Lizzie les dévisageait comme s'ils avaient tout deux perdu la raison. Et  Léo admettait sans soucis qu'il n'avait jamais été aussi proche de transgresser le protocole royal.

— Et Tom qui n'arrêtait pas de nous rabâcher  que tu maîtrisais le don de l'esprit comme personne... pesta Joanne en fronçant les sourcils.

En réalité, Tom avait toujours exagéré, sans doute trop aveuglé par l'amour qu'il portait à la jeune princesse. Léo n'avait qu'à écouter Joanne pour s'en rendre compte. Cependant, il imaginait depuis peu que les dons de la fée allaient bien plus loin qu'elle ne le pensait—même couverts de deux annihilateurs de magie.

— Ce n'est pas pour ça. J'ai déjà essayé d'utiliser mes pouvoirs sur Rémi. Il sait s'en protéger.

Comme toute magie, celle de l'esprit rencontrait des faiblesses : des barrières mentales, que les plus aguerris pouvaient ériger et éviter alors qu'une fée malintentionnée ne puisse les envouter.

Une fée, peut-être, mais qui songerait à se protéger d'un vampire ?

Esquissant un petit sourire en coin, Joanne se tourna vers son fiancé qui devina que la même idée  lui avait traversé l'esprit.

— Tu te défoulerais, justifia-elle en haussant les épaules tandis que perplexe, Lizzie attendait une explication.

Ce que Joanne se garda bien de lui apporter, avant plusieurs minutes.

***

Si Dracula n'avait jamais été un bon roi, il avait transmis à Léo, son petit fils, un don des plus puissants.

L'hypnose.

D'un regard, le monarque pouvait non seulement plier une ombrume sous sa volonté, mais aussi lui briser l'âme,  l'achever sans cri, sans sang et sans que personne ne l'en soupçonne.

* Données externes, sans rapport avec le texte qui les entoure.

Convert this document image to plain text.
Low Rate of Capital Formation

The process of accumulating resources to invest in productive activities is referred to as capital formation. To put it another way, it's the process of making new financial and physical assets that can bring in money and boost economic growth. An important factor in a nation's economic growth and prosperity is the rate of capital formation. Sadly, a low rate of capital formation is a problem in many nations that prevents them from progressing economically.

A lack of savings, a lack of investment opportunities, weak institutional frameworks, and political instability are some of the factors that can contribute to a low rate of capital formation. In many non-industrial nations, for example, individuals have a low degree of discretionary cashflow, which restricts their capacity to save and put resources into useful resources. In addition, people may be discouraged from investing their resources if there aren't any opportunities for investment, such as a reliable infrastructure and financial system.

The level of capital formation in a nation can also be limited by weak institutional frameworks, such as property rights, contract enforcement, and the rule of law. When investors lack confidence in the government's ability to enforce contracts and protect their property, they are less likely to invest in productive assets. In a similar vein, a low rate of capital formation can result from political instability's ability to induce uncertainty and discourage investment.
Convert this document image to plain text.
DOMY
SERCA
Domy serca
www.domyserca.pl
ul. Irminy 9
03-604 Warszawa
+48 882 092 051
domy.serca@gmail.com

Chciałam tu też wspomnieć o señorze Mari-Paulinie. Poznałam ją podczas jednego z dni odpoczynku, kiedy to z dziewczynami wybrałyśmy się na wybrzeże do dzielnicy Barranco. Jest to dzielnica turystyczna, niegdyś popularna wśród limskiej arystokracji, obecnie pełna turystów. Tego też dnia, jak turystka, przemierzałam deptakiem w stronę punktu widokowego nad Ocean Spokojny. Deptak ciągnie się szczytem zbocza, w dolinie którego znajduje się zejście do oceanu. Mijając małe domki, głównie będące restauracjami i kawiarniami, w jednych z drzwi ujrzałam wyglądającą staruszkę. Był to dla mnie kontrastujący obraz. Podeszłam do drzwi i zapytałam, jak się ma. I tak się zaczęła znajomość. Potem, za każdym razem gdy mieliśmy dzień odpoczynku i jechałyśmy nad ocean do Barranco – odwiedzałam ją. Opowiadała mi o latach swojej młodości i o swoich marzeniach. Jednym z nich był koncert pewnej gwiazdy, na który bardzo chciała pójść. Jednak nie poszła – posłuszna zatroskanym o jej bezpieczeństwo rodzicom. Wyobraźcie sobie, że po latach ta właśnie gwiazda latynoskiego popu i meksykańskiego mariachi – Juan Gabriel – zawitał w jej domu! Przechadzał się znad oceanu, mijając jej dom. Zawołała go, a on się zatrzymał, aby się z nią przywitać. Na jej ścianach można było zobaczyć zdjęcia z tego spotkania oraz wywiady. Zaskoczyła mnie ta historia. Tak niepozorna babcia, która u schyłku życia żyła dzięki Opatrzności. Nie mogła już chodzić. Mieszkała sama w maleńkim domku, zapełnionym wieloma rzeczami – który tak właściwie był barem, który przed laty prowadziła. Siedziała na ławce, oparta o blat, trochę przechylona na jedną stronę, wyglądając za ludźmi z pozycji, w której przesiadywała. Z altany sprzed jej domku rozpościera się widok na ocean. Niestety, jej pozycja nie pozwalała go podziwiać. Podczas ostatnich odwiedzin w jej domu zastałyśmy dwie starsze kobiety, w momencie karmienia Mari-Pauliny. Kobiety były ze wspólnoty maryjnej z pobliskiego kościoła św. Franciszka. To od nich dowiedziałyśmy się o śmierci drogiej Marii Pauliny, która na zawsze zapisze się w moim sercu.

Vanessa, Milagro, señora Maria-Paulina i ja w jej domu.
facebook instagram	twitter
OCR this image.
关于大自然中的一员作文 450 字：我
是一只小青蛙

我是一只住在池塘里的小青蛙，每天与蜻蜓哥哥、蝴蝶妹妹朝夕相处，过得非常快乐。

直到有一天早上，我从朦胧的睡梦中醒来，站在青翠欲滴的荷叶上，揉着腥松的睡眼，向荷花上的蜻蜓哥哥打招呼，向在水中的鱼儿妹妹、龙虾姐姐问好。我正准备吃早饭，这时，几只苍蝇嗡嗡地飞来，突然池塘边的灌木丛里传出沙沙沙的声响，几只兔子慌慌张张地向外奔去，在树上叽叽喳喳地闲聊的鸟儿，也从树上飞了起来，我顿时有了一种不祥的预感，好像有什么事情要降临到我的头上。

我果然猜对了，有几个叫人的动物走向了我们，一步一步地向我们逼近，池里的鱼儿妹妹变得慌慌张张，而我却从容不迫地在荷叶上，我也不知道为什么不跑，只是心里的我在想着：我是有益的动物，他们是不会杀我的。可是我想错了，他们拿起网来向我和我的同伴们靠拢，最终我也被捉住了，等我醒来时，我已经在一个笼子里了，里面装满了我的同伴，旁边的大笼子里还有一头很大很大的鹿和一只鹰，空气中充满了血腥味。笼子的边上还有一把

Le meurtrier d'or.  Voilà comment l'ancien souverain était surnommé, craint de tous, y compris de sa propre famille.

Alors quand, petit, Léo avait montré les premiers signes de magie, son père s'était immédiatement inquiété.
Il avait prié chaque nuit et s'était entêté à lui retirer sa magie.

Heureusement, il n'heritera jamais du trône, avait-t-il dit un matin alors que Léo avait pour la première fois enfreint la règle du coucher à l'aube.

Des sorciers avaient été invités et, à défaut de ne pouvoir l'en délivrer, ils avaient répandu la nouvelle dans les royaumes voisins.

Une épidémie verbale qui avait poussé le jeune prince à restreindre ses pouvoirs.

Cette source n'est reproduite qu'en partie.